Here in the United States we tend to bicker over the details of delivering an education to our kids, but we often forget the binding belief that American children DESERVE that baseline education. Outside the U.S., that belief is not as prevalent, and that is especially true when it comes to young women throughout the world.
In some cases, young women are treated as second-class citizens or worse against their wills. In other cases, young women are not given access to education and therefore have a very narrow view of the world and what role they should play in it. In both situations, the U.S. should be at the forefront of extended education as a means for change, and other countries should follow suit.

Developing worlds 100 years behind in education. The Brookings Institution reports that education quality and levels in developing countries are approximately 100 years behind developed countries. This global gap in education shows that, in the world’s poorest nations, the average levels of attainment are at levels achieved in developed countries in the early 20th century.

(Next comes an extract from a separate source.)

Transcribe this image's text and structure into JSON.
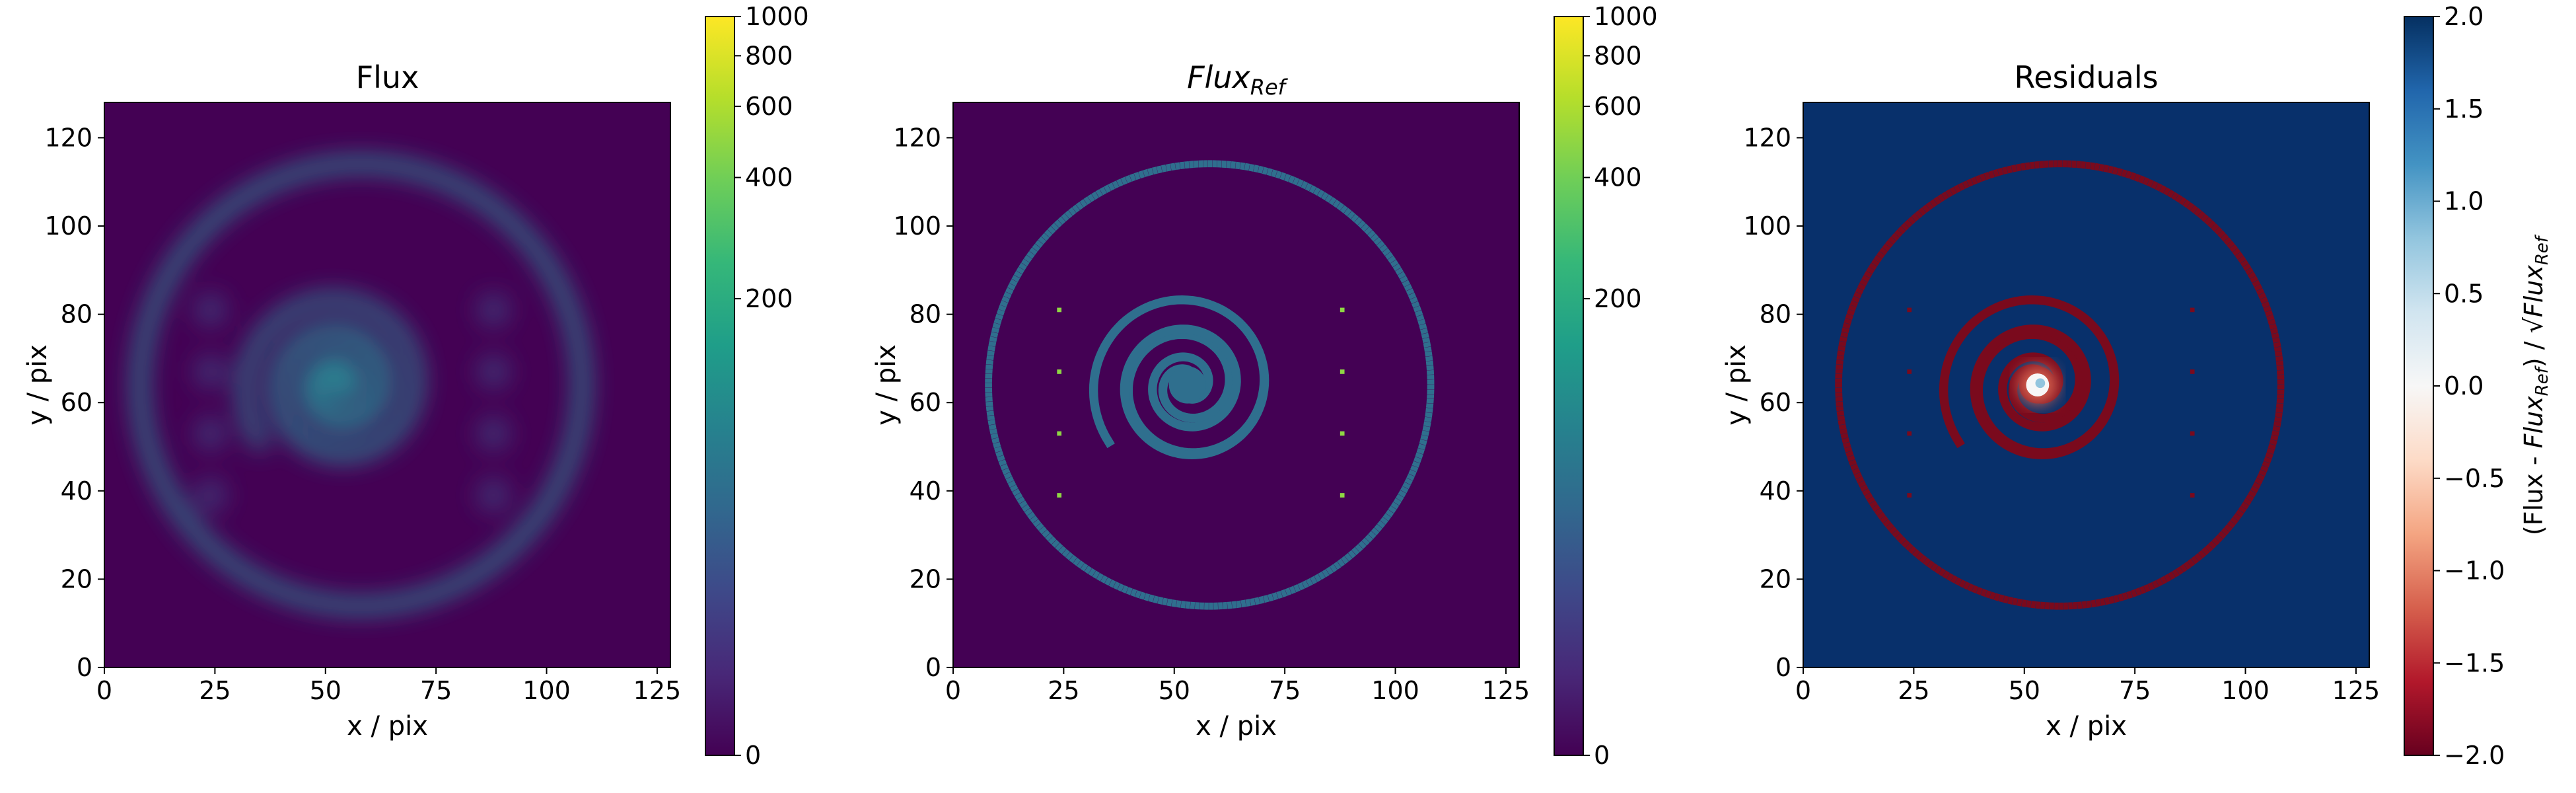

The good news is that, in the past 50 years, the belief that schooling is a necessity has spread across the globe (thanks in part to the 1948 Universal Declaration of Human Rights), and now 90 percent of primary school-aged children are enrolled.

Enrolling and progressing are very different things though, as we know just by looking at American schools. Getting children into a classroom and seated at a desk is just the start. When it comes to what is actually being learned in these developing nations, the gap is wide, to put it mildly. According to the Brookings Institute, at the current rate of educational attainment, it will take 1.6 billion people more than 85 years to catch up to the current educational level in developed countries.

So then the question becomes: What will this gap look like in another 85 years? How can we successfully narrow it?

Educational attainment is not just a manifestation of what happens in the classrooms, of course. It is much more involved than that. Addressing issues like eradicating child hunger, providing clean water, and expanding access to healthcare worldwide will all help educational levels rise, along with quality of life.

Developed countries should care about these issues not just because they are issues of humanity, but because they all impact the global economy too. Where do you expect the global education gap will rest in another 50 years? 85 years? 100+ years?

Michelle Obama announced education partnership with the UK. On a trip to the United Kingdom, First Lady Michelle Obama revealed that the United States and the UK will form a partnership “to improve girls’ access to education around the world.”

By way of CNN.com, the partnership will include $200 million in funding that will “support adolescent girls’ education.”

What’s even better is that some of the money will target areas impacted by war and domestic crisis situations, like the Democratic Republic of the Congo. That area, according to CNN.com, will “receive $180 million over five years, benefiting ‘more than 755,000 girls aged 10 to 18.’”

The trip is part of the U.S. Agency for International Development’s (USAID) Let girls Learn initiative “that will leverage the investments we have made and success we have achieved in global primary school, and expand them to help adolescent girls complete their education,” according to the White House’s website.

In addition to expanding the USAID’s work, Obama will work with the Peace Corps to expand the initiative’s reach by connecting “volunteers with members of the public and private sector to fund small, community-initiated, sustainable, grassroots projects.”

While we often gripe about the state of education in America, like K-12 funding, student loan debt, or the viability of charter schools, education in developing countries and war-torn nations is obviously much worse.

Aiding those students, specifically girls, will contribute to the health and viability of their future, their long-term health, and their country’s economies.

What interesting global education stories did we miss?